Chapter 6: Lena St. Clair: The Voice from the Wall


*Open prompt chapter: Write three specific questions that provide focus for analysis and
then answer them accordingly! At least two questions should include direct quotes.

3. What is the significance of YingYing St. Clair being declared as a “Displaced Person”?
Provide at least two quotes.
When Ying Ying first arrived in America, she was detained at the Angel Island Immigration
Station for three weeks. During the process her “father proudly named her in her immigration
papers; Betty St.
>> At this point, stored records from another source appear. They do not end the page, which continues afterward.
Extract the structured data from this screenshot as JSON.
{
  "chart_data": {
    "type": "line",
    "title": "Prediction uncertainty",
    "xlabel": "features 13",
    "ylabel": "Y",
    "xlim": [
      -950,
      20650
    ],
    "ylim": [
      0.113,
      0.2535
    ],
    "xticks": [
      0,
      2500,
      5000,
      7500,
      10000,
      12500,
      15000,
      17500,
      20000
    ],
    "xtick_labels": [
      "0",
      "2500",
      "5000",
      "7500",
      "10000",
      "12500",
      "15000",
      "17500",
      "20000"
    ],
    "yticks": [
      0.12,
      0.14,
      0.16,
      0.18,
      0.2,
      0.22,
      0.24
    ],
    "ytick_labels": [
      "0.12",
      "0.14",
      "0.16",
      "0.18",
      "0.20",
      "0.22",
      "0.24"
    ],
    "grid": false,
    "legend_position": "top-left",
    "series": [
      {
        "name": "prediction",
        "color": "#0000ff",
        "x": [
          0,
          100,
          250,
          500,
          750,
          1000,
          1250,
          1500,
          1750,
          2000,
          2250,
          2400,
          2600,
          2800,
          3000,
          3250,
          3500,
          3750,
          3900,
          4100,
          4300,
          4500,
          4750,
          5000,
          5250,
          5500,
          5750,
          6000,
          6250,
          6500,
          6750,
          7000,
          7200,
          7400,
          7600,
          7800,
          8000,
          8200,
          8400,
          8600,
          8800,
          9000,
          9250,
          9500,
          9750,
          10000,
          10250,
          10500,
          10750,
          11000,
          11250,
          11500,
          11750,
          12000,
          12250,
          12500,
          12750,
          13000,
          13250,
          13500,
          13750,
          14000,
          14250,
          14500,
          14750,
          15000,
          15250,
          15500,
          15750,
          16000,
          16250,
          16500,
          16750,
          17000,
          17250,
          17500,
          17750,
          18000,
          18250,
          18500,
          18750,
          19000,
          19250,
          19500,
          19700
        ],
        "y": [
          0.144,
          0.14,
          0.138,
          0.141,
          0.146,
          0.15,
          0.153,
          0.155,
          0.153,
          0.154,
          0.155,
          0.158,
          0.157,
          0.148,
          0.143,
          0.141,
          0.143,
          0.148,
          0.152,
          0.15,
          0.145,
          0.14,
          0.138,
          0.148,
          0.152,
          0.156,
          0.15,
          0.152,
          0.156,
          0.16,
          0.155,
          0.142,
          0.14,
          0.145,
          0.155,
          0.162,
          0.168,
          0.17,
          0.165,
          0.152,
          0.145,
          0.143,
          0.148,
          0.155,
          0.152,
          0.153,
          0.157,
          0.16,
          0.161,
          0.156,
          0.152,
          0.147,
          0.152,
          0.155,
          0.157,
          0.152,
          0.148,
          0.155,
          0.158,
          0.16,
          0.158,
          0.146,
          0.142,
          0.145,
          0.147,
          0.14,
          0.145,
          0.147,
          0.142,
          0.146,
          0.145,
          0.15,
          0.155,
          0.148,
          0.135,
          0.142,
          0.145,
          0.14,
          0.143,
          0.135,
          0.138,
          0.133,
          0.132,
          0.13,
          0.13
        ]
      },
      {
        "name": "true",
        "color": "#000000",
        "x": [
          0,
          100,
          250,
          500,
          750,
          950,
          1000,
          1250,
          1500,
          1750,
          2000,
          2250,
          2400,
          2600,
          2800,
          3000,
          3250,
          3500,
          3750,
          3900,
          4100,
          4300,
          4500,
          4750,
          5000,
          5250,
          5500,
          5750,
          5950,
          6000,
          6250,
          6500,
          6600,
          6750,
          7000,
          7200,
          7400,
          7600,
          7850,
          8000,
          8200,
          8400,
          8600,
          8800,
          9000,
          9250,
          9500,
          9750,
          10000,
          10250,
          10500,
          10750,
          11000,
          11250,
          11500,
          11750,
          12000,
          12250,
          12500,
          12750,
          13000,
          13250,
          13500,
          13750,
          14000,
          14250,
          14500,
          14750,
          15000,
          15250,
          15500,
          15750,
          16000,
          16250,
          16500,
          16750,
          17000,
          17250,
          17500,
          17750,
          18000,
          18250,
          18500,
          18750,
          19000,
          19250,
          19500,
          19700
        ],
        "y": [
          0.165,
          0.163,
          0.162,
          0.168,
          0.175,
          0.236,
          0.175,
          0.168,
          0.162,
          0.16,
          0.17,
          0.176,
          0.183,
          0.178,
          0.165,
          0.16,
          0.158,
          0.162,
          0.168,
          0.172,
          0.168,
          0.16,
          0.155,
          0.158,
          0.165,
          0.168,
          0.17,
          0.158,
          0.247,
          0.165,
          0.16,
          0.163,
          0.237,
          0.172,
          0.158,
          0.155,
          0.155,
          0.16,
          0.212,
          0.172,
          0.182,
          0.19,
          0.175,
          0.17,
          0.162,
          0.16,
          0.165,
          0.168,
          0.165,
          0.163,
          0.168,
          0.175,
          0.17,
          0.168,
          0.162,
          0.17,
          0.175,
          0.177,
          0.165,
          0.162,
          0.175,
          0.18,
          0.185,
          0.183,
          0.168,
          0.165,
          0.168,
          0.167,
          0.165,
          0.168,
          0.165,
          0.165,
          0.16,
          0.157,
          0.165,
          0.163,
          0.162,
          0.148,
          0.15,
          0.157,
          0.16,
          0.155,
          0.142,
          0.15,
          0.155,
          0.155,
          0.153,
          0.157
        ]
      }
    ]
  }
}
Clair, crossing out her given name Gu Ying-Ying” (Tan 107). Lena’s father also
“put down the wrong birth year, 1916 instead of 1914” (Tan 107). Ying Ying was stripped from
her own identity, along with her Chinese heritage as her husband “insisted [she] learn English
(Tan 109). She is essentially a “displaced person” in her own family. Ying Ying can hardly
communicate with her own family as she speaks in “moods and gestures, looks and silences…”
to her husband, meanwhile Lena can “understand the words perfectly, but not the meanings”
(Tam 109). Since they are both disconnecting from Ying Ying, they have no choice but to put
words into her mouth.

4. Provide an example or passage of imagery and explain its relevance throughout the chapter.
“I looked like my father, English-Irish, big boned and delicate at the same time. But if they
looked really close, if they knew that they were there, they could see the Chinese parts. Instead
of having cheeks like my father’s sharp-edged points, mine were smooth as beach pebbles. I
didn’t have his straw-yellow hair or his white skin, yet my coloring looked too pale, like
something that was once darker and had faded in the sun. And my eyes, my mother gave me my
eyes, no eyelids, as if they were carved on a jack-o-lantern with two swift cuts of a short knife”
(Tan 106)
-In this passage, Lena essentially describes that not many people know that she is Chinese
because of her last name and because she looks more like her father. The significance of Lena
looking like her father is that she doesn’t necessarily have to experience racism or prejudice
because she looks more American. In the next few pages, a drunk man comes up to her mother
and as Lena cries, his companions tell him that he is “scarring [the] poor little girl and her maid”
(Tan 111). The men don't acknowledge that it is her daughter because they recognize her as a
white American little girl, as they hastily presume that her mother is a maid.

5. Why do you think the author includes Teresa? What is her significance to Lena?
Amy Tan incorporates the character Teresa in order to depict that even the worst things in life
that constantly feel like an endless cycle, may come to an end. Throughout the chapter, Lena
believes that her neighbor’s life, Teresa, is far worse than hers and begins to feel grateful that she
isn’t suffering like her. In the end (the turning point),Teres helps Lena realize that she had been
wrong the whole time and instead it was her that had it worse. Lena was the one that was
suffering. Despite Teresa and her mother having a horrible relationship, Teresa ultimately knew
her place and knew she was loved. After, Lena recognizes that “the worst possible thing, would
one day stop” foreshadowing that her mother or life would soon get better (Tan 120).